May 3, 2010
Final approach
But when the pilot's voice delivered her estimate of "six minutes to arrival," I didn't want to do the math. Eight miles out, country roads to navigate, and my willingness to "rush" only at 7 over the speed limit didn't bode well.
The medical helicopter was late. Must have been. Because I saw its light beam circling the sky as I entered the rural portion of the pursuit.
254 ... left on 7-0- ... 8? 708 Miss Phillips Lane ... Right on 703. [map]
Less than a mile away; the pilot asking again about wires and structures. My brights show me a steep green embankment to my left and a farm field dropping to the right.
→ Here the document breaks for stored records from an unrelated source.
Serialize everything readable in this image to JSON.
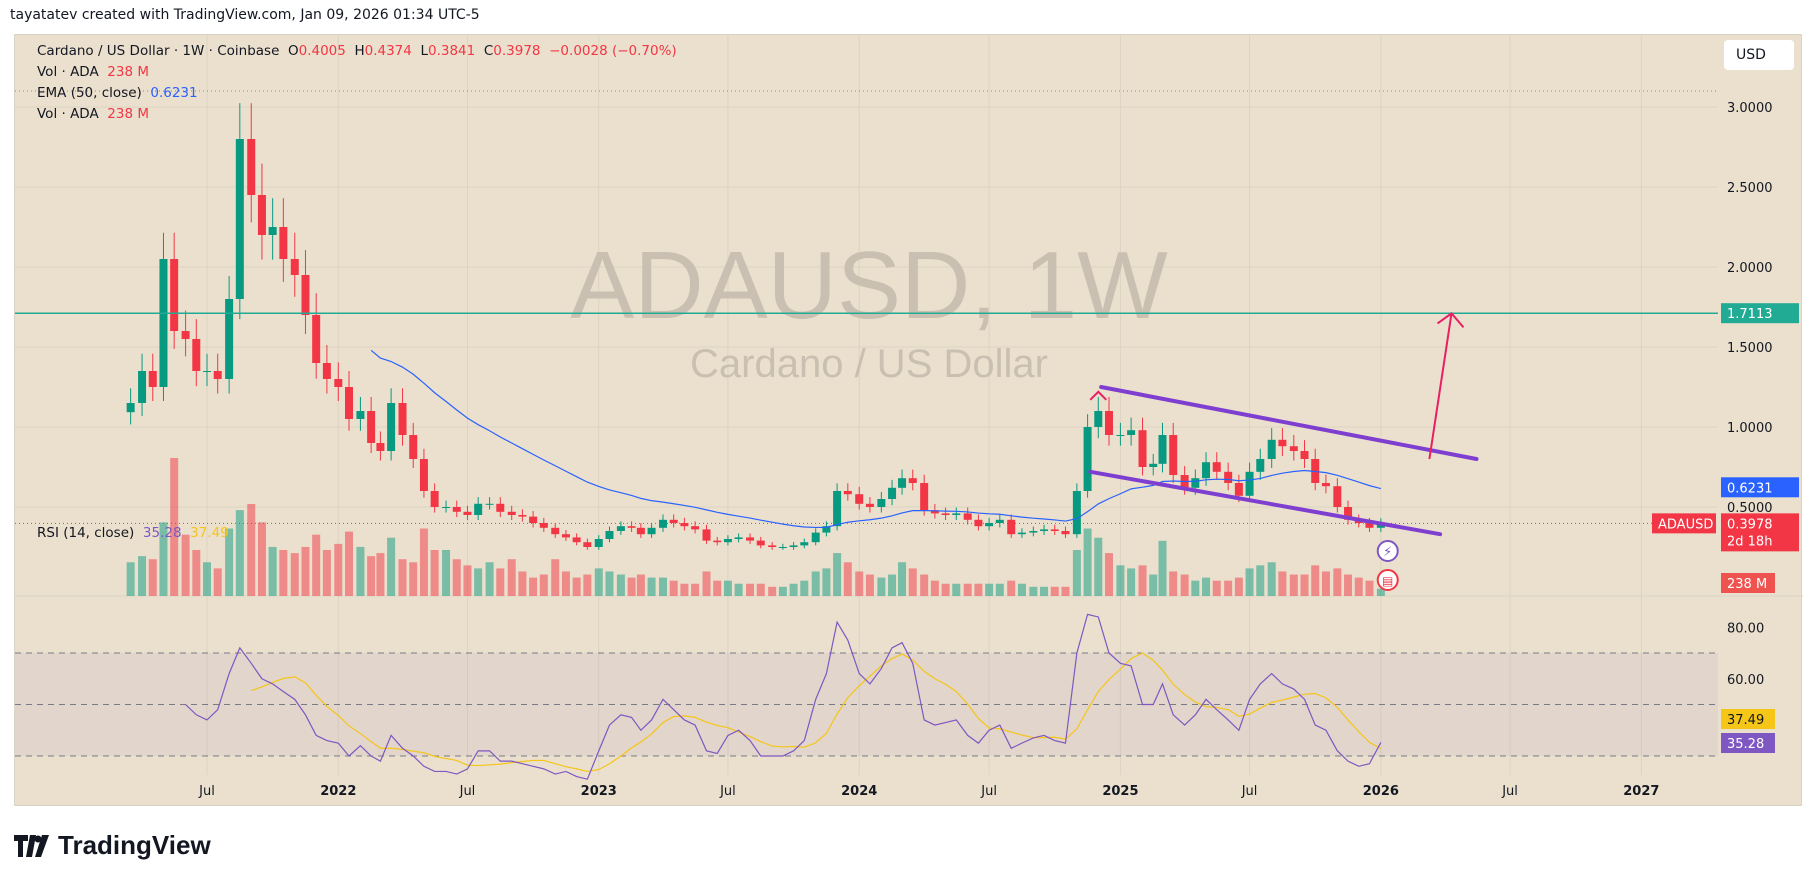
{
  "credit": "tayatatev created with TradingView.com, Jan 09, 2026 01:34 UTC-5",
  "legend": {
    "symbol": "Cardano / US Dollar · 1W · Coinbase",
    "o_label": "O",
    "o": "0.4005",
    "h_label": "H",
    "h": "0.4374",
    "l_label": "L",
    "l": "0.3841",
    "c_label": "C",
    "c": "0.3978",
    "change": "−0.0028 (−0.70%)",
    "vol_label": "Vol · ADA",
    "vol": "238 M",
    "ema_label": "EMA (50, close)",
    "ema": "0.6231",
    "vol2_label": "Vol · ADA",
    "vol2": "238 M",
    "rsi_label": "RSI (14, close)",
    "rsi": "35.28",
    "rsi_ma": "37.49"
  },
  "currency_button": "USD",
  "watermark": {
    "title": "ADAUSD, 1W",
    "subtitle": "Cardano / US Dollar"
  },
  "logo_text": "TradingView",
  "colors": {
    "up": "#089981",
    "down": "#f23645",
    "ema": "#2962ff",
    "level": "#22ab94",
    "channel": "#7e3fd0",
    "arrow": "#e91e63",
    "rsi": "#7e57c2",
    "rsi_ma": "#f5c518",
    "background": "#ebe0cd"
  },
  "chart_data": {
    "type": "candlestick",
    "symbol": "ADAUSD",
    "interval": "1W",
    "price_axis": {
      "ticks": [
        "3.0000",
        "2.5000",
        "2.0000",
        "1.5000",
        "1.0000",
        "0.5000"
      ],
      "range": [
        0,
        3.1
      ],
      "scale": "linear"
    },
    "time_axis": {
      "ticks": [
        "Jul",
        "2022",
        "Jul",
        "2023",
        "Jul",
        "2024",
        "Jul",
        "2025",
        "Jul",
        "2026",
        "Jul",
        "2027"
      ],
      "tick_dates": [
        "2021-07-01",
        "2022-01-01",
        "2022-07-01",
        "2023-01-01",
        "2023-07-01",
        "2024-01-01",
        "2024-07-01",
        "2025-01-01",
        "2025-07-01",
        "2026-01-01",
        "2026-07-01",
        "2027-01-01"
      ]
    },
    "grid": true,
    "start_date": "2021-03-16",
    "closes_semi_monthly": [
      1.15,
      1.35,
      1.25,
      2.05,
      1.6,
      1.55,
      1.35,
      1.35,
      1.3,
      1.8,
      2.8,
      2.45,
      2.2,
      2.25,
      2.05,
      1.95,
      1.7,
      1.4,
      1.3,
      1.25,
      1.05,
      1.1,
      0.9,
      0.85,
      1.15,
      0.95,
      0.8,
      0.6,
      0.5,
      0.5,
      0.47,
      0.45,
      0.52,
      0.52,
      0.47,
      0.45,
      0.44,
      0.4,
      0.37,
      0.33,
      0.31,
      0.28,
      0.25,
      0.3,
      0.35,
      0.38,
      0.37,
      0.33,
      0.37,
      0.42,
      0.4,
      0.38,
      0.36,
      0.29,
      0.28,
      0.3,
      0.31,
      0.29,
      0.26,
      0.25,
      0.25,
      0.26,
      0.28,
      0.34,
      0.38,
      0.6,
      0.58,
      0.52,
      0.5,
      0.55,
      0.62,
      0.68,
      0.65,
      0.48,
      0.46,
      0.45,
      0.46,
      0.42,
      0.38,
      0.4,
      0.42,
      0.33,
      0.34,
      0.35,
      0.36,
      0.35,
      0.33,
      0.6,
      1.0,
      1.1,
      0.95,
      0.95,
      0.98,
      0.75,
      0.77,
      0.95,
      0.7,
      0.62,
      0.68,
      0.78,
      0.72,
      0.65,
      0.57,
      0.72,
      0.8,
      0.92,
      0.88,
      0.85,
      0.8,
      0.65,
      0.63,
      0.5,
      0.42,
      0.4,
      0.37,
      0.3978
    ],
    "volume_M": [
      1100,
      1300,
      1200,
      2400,
      4500,
      2000,
      1500,
      1100,
      900,
      2200,
      2800,
      3000,
      2400,
      1600,
      1500,
      1400,
      1600,
      2000,
      1500,
      1700,
      2100,
      1600,
      1300,
      1400,
      1900,
      1200,
      1100,
      2200,
      1500,
      1500,
      1200,
      1000,
      900,
      1100,
      900,
      1200,
      800,
      600,
      700,
      1200,
      800,
      600,
      700,
      900,
      800,
      700,
      600,
      700,
      600,
      600,
      500,
      400,
      400,
      800,
      500,
      500,
      400,
      400,
      400,
      300,
      300,
      400,
      500,
      800,
      900,
      1400,
      1100,
      800,
      700,
      600,
      700,
      1100,
      900,
      700,
      500,
      400,
      400,
      400,
      400,
      400,
      400,
      500,
      400,
      300,
      300,
      300,
      300,
      1500,
      2200,
      1900,
      1400,
      1000,
      900,
      1000,
      700,
      1800,
      800,
      700,
      500,
      600,
      500,
      500,
      600,
      900,
      1000,
      1100,
      800,
      700,
      700,
      1000,
      800,
      900,
      700,
      600,
      500,
      238
    ],
    "ema": {
      "period": 50,
      "last": 0.6231
    },
    "level_line": 1.7113,
    "last_price": 0.3978,
    "countdown": "2d 18h",
    "last_volume": "238 M",
    "ath_line": 3.1,
    "channel": {
      "upper": [
        [
          "2024-12-05",
          1.25
        ],
        [
          "2026-05-15",
          0.8
        ]
      ],
      "lower": [
        [
          "2024-11-20",
          0.72
        ],
        [
          "2026-03-25",
          0.33
        ]
      ]
    },
    "arrow": [
      [
        "2026-03-10",
        0.8
      ],
      [
        "2026-04-10",
        1.71
      ]
    ],
    "rsi": {
      "period": 14,
      "bands": [
        70,
        50,
        30
      ],
      "ticks": [
        "80.00",
        "60.00"
      ],
      "start_date": "2021-06-01",
      "values": [
        50,
        46,
        44,
        48,
        62,
        72,
        66,
        60,
        58,
        55,
        52,
        46,
        38,
        36,
        35,
        30,
        34,
        30,
        28,
        38,
        33,
        30,
        26,
        24,
        24,
        23,
        25,
        32,
        32,
        28,
        28,
        27,
        26,
        25,
        23,
        24,
        22,
        21,
        32,
        42,
        46,
        45,
        40,
        44,
        52,
        48,
        44,
        42,
        32,
        31,
        38,
        40,
        36,
        30,
        30,
        30,
        32,
        36,
        52,
        62,
        82,
        75,
        62,
        58,
        64,
        72,
        74,
        66,
        44,
        42,
        43,
        44,
        38,
        35,
        40,
        42,
        33,
        35,
        37,
        38,
        36,
        35,
        70,
        85,
        84,
        70,
        66,
        65,
        50,
        50,
        58,
        46,
        42,
        46,
        52,
        48,
        44,
        40,
        52,
        58,
        62,
        58,
        56,
        52,
        42,
        40,
        32,
        28,
        26,
        27,
        35.28
      ],
      "last": "35.28",
      "ma_last": "37.49"
    }
  }
}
"Final approach," came her voice one last time (I thought), and without a crackle. Then the blades were above me. It didn't sound like a helicopter would sound. Just pounding wind, I thought.
Then I stopped behind a firetruck, near tall grass and a wire fence and jumped from the car to catch the chopper coming down. An ambulance pulled forward. Doctors dismounted the chopper knee-deep in green. They rolled a stretcher to the ambulance and everyone waited.
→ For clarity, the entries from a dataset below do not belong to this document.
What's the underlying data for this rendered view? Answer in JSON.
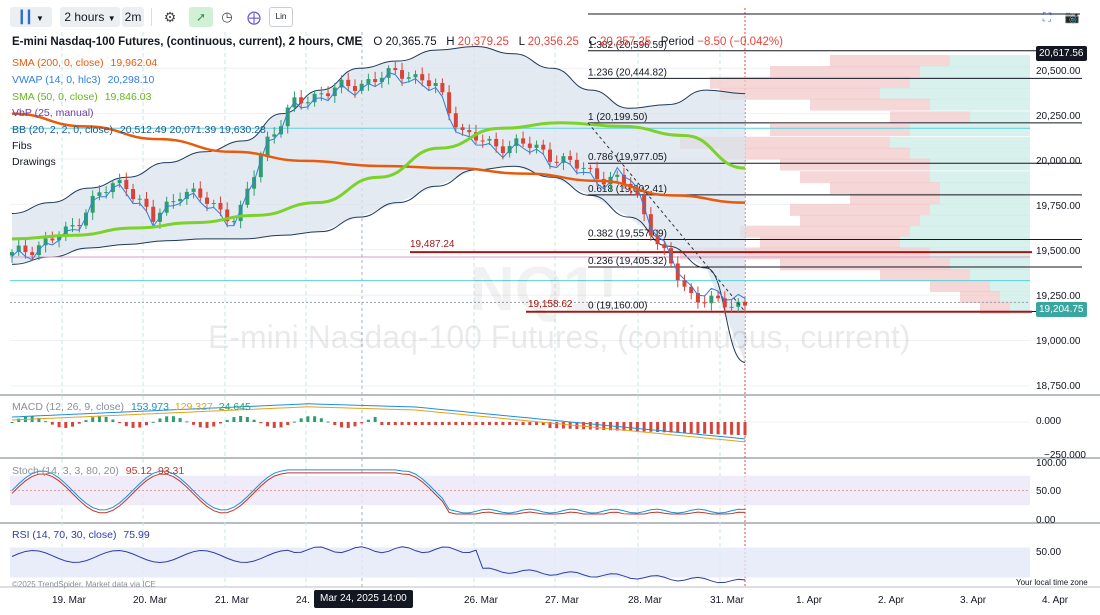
{
  "toolbar": {
    "chart_type_icon": "candles-icon",
    "interval": "2 hours",
    "interval_alt": "2m",
    "icons": [
      "settings-icon",
      "chart-style-icon",
      "clock-icon",
      "crosshair-icon",
      "lin-scale-icon",
      "fullscreen-icon",
      "camera-icon"
    ],
    "lin_label": "Lin"
  },
  "header": {
    "title": "E-mini Nasdaq-100 Futures, (continuous, current), 2 hours, CME",
    "o_label": "O",
    "o": "20,365.75",
    "h_label": "H",
    "h": "20,379.25",
    "l_label": "L",
    "l": "20,356.25",
    "c_label": "C",
    "c": "20,357.25",
    "period_label": "Period",
    "period": "−8.50 (−0.042%)"
  },
  "studies": [
    {
      "name": "SMA (200, 0, close)",
      "value": "19,962.04",
      "color": "#e85a0c"
    },
    {
      "name": "VWAP (14, 0, hlc3)",
      "value": "20,298.10",
      "color": "#2f7fe0"
    },
    {
      "name": "SMA (50, 0, close)",
      "value": "19,846.03",
      "color": "#7cd12a"
    },
    {
      "name": "VbP (25, manual)",
      "value": "",
      "color": "#6b3fa0"
    },
    {
      "name": "BB (20, 2, 2, 0, close)",
      "value": "20,512.49 20,071.39 19,630.28",
      "color": "#1e5a8a"
    },
    {
      "name": "Fibs",
      "value": "",
      "color": "#131722"
    },
    {
      "name": "Drawings",
      "value": "",
      "color": "#131722"
    }
  ],
  "watermark": {
    "symbol": "NQ1!",
    "name": "E-mini Nasdaq-100 Futures, (continuous, current)"
  },
  "price_axis": [
    "20,500.00",
    "20,250.00",
    "20,000.00",
    "19,750.00",
    "19,500.00",
    "19,250.00",
    "19,000.00",
    "18,750.00"
  ],
  "price_tags": {
    "high": "20,617.56",
    "last": "19,204.75"
  },
  "fib_levels": [
    {
      "label": "1.382 (20,596.59)",
      "price": 20596.59
    },
    {
      "label": "1.236 (20,444.82)",
      "price": 20444.82
    },
    {
      "label": "1 (20,199.50)",
      "price": 20199.5
    },
    {
      "label": "0.786 (19,977.05)",
      "price": 19977.05
    },
    {
      "label": "0.618 (19,802.41)",
      "price": 19802.41
    },
    {
      "label": "0.382 (19,557.09)",
      "price": 19557.09
    },
    {
      "label": "0.236 (19,405.32)",
      "price": 19405.32
    },
    {
      "label": "0 (19,160.00)",
      "price": 19160.0
    }
  ],
  "hlines": [
    {
      "label": "19,487.24",
      "price": 19487.24
    },
    {
      "label": "19,158.62",
      "price": 19158.62
    }
  ],
  "macd": {
    "label": "MACD (12, 26, 9, close)",
    "v1": "153.973",
    "v2": "129.327",
    "v3": "24.645",
    "axis": [
      "0.000",
      "−250.000"
    ]
  },
  "stoch": {
    "label": "Stoch (14, 3, 3, 80, 20)",
    "v1": "95.12",
    "v2": "93.31",
    "axis": [
      "100.00",
      "50.00",
      "0.00"
    ]
  },
  "rsi": {
    "label": "RSI (14, 70, 30, close)",
    "v1": "75.99",
    "axis": [
      "50.00"
    ]
  },
  "dates": [
    "19. Mar",
    "20. Mar",
    "21. Mar",
    "24.",
    "26. Mar",
    "27. Mar",
    "28. Mar",
    "31. Mar",
    "1. Apr",
    "2. Apr",
    "3. Apr",
    "4. Apr"
  ],
  "cursor_date": "Mar 24, 2025 14:00",
  "footer": {
    "copyright": "©2025 TrendSpider. Market data via ICE",
    "timezone": "Your local time zone"
  },
  "chart_data": {
    "type": "candlestick",
    "title": "E-mini Nasdaq-100 Futures, (continuous, current), 2 hours, CME",
    "ylim": [
      18700,
      20700
    ],
    "close_path": [
      {
        "x": "19. Mar",
        "y": 19470
      },
      {
        "x": "19. Mar",
        "y": 19530
      },
      {
        "x": "19. Mar",
        "y": 19600
      },
      {
        "x": "20. Mar",
        "y": 19800
      },
      {
        "x": "20. Mar",
        "y": 19880
      },
      {
        "x": "20. Mar",
        "y": 19660
      },
      {
        "x": "21. Mar",
        "y": 19830
      },
      {
        "x": "21. Mar",
        "y": 19760
      },
      {
        "x": "21. Mar",
        "y": 19660
      },
      {
        "x": "24.",
        "y": 20100
      },
      {
        "x": "24.",
        "y": 20300
      },
      {
        "x": "24.",
        "y": 20370
      },
      {
        "x": "24.",
        "y": 20400
      },
      {
        "x": "24.",
        "y": 20450
      },
      {
        "x": "24.",
        "y": 20480
      },
      {
        "x": "26. Mar",
        "y": 20400
      },
      {
        "x": "26. Mar",
        "y": 20150
      },
      {
        "x": "26. Mar",
        "y": 20070
      },
      {
        "x": "27. Mar",
        "y": 20090
      },
      {
        "x": "27. Mar",
        "y": 20030
      },
      {
        "x": "27. Mar",
        "y": 19960
      },
      {
        "x": "28. Mar",
        "y": 19900
      },
      {
        "x": "28. Mar",
        "y": 19850
      },
      {
        "x": "28. Mar",
        "y": 19500
      },
      {
        "x": "31. Mar",
        "y": 19260
      },
      {
        "x": "31. Mar",
        "y": 19200
      },
      {
        "x": "31. Mar",
        "y": 19205
      }
    ],
    "sma200": [
      20250,
      20180,
      20110,
      20040,
      19990,
      19962,
      19950,
      19920,
      19880,
      19800,
      19760
    ],
    "sma50": [
      19560,
      19580,
      19620,
      19650,
      19690,
      19760,
      19900,
      20060,
      20170,
      20200,
      20180,
      20130,
      19950
    ],
    "bb_upper": [
      19700,
      19840,
      19980,
      20100,
      20380,
      20540,
      20620,
      20500,
      20280,
      20380,
      20360
    ],
    "bb_lower": [
      19420,
      19510,
      19550,
      19560,
      19600,
      19760,
      19940,
      19900,
      19680,
      19400,
      18880
    ],
    "macd_axis": [
      0,
      -250
    ],
    "stoch_axis": [
      0,
      50,
      100
    ],
    "rsi_axis": [
      50
    ]
  }
}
Without all those other reporters around I felt mean and invasive with the camera around my neck. I wore jeans and yellow T-shirt from when I was 12. Nervous about the darkness and all the whirling reds, I pulled the camera to my eye often to take pictures of the stretcher just sitting there. When a woman in plain shorts and a tank top was handed a reflective vest and stood near to the ambulance I got back in my car, still felt too visible while the interior light remained on, and hoped I wouldn't miss whatever it was that might happen.
Twenty minutes or more and then "requesting permission to cease efforts" came across the scanner.
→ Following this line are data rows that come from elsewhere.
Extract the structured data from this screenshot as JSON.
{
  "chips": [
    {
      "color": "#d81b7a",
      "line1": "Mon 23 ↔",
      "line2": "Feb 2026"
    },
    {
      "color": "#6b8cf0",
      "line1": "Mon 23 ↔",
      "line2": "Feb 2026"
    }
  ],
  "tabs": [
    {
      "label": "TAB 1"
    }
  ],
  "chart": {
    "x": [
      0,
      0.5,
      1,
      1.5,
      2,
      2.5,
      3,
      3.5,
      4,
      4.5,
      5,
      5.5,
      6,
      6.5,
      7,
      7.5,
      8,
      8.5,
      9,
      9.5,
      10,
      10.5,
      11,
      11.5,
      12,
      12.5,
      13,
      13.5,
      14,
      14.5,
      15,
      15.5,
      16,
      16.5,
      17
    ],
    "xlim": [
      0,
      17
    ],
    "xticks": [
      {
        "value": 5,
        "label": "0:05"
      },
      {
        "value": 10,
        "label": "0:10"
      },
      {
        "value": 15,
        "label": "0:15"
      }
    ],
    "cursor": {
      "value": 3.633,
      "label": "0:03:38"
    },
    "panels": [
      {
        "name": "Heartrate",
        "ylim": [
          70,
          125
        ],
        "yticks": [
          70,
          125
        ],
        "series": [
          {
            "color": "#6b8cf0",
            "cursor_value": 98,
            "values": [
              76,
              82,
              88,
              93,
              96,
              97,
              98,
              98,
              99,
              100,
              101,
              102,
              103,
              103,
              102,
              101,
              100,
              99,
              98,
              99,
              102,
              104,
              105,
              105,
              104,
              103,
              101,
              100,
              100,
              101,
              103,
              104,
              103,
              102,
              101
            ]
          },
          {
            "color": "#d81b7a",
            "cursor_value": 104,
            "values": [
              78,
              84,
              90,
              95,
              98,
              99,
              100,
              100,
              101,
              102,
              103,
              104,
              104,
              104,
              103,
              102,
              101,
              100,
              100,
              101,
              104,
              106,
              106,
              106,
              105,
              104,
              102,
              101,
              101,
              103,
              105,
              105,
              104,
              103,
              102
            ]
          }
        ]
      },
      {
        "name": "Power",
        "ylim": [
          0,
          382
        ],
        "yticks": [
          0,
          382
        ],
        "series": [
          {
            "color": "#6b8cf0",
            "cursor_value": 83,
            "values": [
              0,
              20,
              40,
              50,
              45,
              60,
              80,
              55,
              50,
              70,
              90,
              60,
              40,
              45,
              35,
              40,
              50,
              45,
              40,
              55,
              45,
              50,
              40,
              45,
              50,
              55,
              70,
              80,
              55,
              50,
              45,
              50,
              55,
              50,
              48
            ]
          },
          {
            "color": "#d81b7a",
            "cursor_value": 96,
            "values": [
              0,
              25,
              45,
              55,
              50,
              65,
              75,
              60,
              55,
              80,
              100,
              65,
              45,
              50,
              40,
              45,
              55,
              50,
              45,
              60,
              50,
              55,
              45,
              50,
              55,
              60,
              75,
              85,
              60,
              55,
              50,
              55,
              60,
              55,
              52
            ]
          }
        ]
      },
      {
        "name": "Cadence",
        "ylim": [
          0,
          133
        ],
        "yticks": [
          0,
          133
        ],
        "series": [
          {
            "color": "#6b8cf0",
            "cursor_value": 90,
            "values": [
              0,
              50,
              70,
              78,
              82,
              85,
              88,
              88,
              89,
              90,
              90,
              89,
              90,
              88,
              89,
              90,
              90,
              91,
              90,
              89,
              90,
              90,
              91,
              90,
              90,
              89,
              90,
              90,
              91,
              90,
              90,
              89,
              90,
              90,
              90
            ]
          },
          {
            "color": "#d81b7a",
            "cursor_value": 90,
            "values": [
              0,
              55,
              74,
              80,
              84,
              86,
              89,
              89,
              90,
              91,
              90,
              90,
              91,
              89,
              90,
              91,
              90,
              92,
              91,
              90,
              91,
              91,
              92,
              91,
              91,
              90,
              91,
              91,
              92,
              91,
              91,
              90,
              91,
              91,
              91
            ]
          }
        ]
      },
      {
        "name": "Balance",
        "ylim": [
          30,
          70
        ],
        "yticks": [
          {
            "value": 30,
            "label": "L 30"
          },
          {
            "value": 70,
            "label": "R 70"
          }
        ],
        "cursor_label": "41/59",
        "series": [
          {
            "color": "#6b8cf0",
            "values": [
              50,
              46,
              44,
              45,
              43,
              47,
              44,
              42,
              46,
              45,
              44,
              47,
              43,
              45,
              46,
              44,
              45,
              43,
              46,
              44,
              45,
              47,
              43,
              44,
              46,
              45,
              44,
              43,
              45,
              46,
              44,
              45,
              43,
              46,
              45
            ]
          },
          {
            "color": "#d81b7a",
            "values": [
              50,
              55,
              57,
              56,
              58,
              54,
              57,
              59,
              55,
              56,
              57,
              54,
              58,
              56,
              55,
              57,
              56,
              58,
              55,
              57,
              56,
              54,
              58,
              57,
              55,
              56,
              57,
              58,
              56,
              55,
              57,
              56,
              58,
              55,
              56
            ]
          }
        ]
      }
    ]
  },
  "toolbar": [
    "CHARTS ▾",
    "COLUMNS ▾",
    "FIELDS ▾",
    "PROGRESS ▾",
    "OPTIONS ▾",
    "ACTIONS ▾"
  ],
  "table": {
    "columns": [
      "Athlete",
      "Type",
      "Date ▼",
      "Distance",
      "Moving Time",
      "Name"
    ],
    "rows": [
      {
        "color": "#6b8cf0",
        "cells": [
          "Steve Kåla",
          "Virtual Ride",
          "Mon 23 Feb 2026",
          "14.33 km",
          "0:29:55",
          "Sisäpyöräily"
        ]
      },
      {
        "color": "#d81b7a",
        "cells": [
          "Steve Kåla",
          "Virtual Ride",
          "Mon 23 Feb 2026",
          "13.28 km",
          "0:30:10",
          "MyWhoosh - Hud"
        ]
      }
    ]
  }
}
I drove onward, two miles to find trucks of all sizes and the one that mattered: the one with big wheels flipped to its side. Firefighters in casual T-shirts and dull overalls shared what they could.
I watched misty lines of drizzle sparkle in the sky, yellow white red, snapshots from all the rotating lights and mirrors.
A wrecker driver later jump-started my car, long drained dead by my hazard lights. Home by 4, story by 6, and sleep.
I wondered later that day, at 10 and 12 and 2: If a car crashes and only one reporter covers it, did it happen? But soon others had and we all knew about Danny Alphonso Brown. He sang so well on "She's a Killer," a song with an unfair word in its title.